Да нет, что за чушь. Что она могла сказать?
И все-таки…
Он потряс головой, но особой ясности не прибавилось.
Глава восемнадцатая
Мир-призрак
На Тренторе царило странное сочетание смерти и возрождения. Как потускневший алмаз в обрамлении огромного количества ярчайших звезд в центре Галактики, освещенный их лучами, он дремал и видел во сне свое прошлое и свое будущее.
Было время, когда невидимые нити власти тянулись от его металлической коры во все концы Галактики. На планете некогда существовал один-единственный город, населенный сорока миллиардами администраторов, — это была самая грандиозная столица всех времен и народов.
Но постепенно Империя пришла в упадок, а потом — примерно столетие назад — было Великое Побоище и силы Трентора остались при нем самом, а потом и вовсе иссякли. Сияющие останки трупа — его металлическая оболочка сморщилась и покорежилась, страдая от сознания своего былого величия.
Те, кому удалось выжить здесь, разорвали металлическую оболочку планеты и стали торговать этим металлом, получая взамен зерно и скот. Земля, тысячелетиями не видевшая солнца, не дышавшая воздухом, снова открылась, и планета вернулась к первозданным временам. На открытых участках почвы, где велось примитивное земледелие, Трентор, казалось, начисто забыл о своем великом, закованном в непроницаемую броню прошлом.
И совсем забыл бы, если бы эти клочки возделанной земли не были бы окружены гигантскими стальными руинами, вздымавшимися к небу искореженными башнями и шпилями с пустыми глазницами окон и арок.
Аркадия, затаив дыхание, смотрела на стальную линию горизонта. Деревня, в которой жили Пальверы, была всего-навсего кучкой маленьких простых домиков. Ее окружали поля — золотисто-желтые, волнующиеся под ветром полосы пшеницы.
А там, далеко-далеко, была память прошлого, все еще сияющая незаржавевшим величием, отбрасывающая блики и отсветы огня в лучах закатного и рассветного солнца Трентора. За все те месяцы, что Аркадия жила на Тренторе, она была там только один раз. Она бродила по гладким стальным тротуарам, заходила в молчаливые, покрытые вековой пылью дома, в которые свет проникал сквозь трещины разбитых стен и крыш.
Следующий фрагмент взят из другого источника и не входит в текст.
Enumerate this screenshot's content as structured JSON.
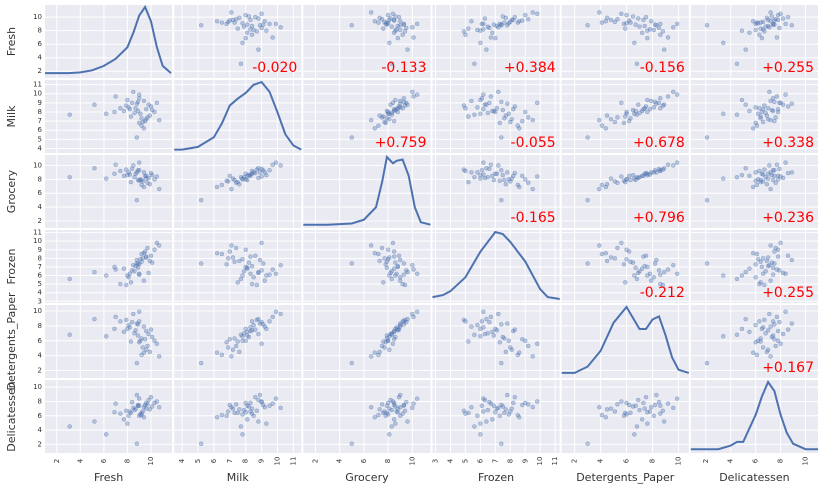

Это была нескончаемая сердечная боль. Это было проклятие.
Долго выдержать там она не смогла и убежала и бежала до тех пор, пока ноги ее вновь не коснулись мягкой живой земли.
Теперь она лишь подолгу смотрела на руины издалека. Еще раз потревожить мертвый прах она не отважилась бы.
Она знала, что где-то в этом мертвом мире она родилась — недалеко от древней Имперской Библиотеки — в самом тренторианском Тренторе. Это была святая святых, только Библиотека и пережала Великое Побоище и уже целое столетие стояла в неприкосновенности, как безмолвный вызов всей Вселенной.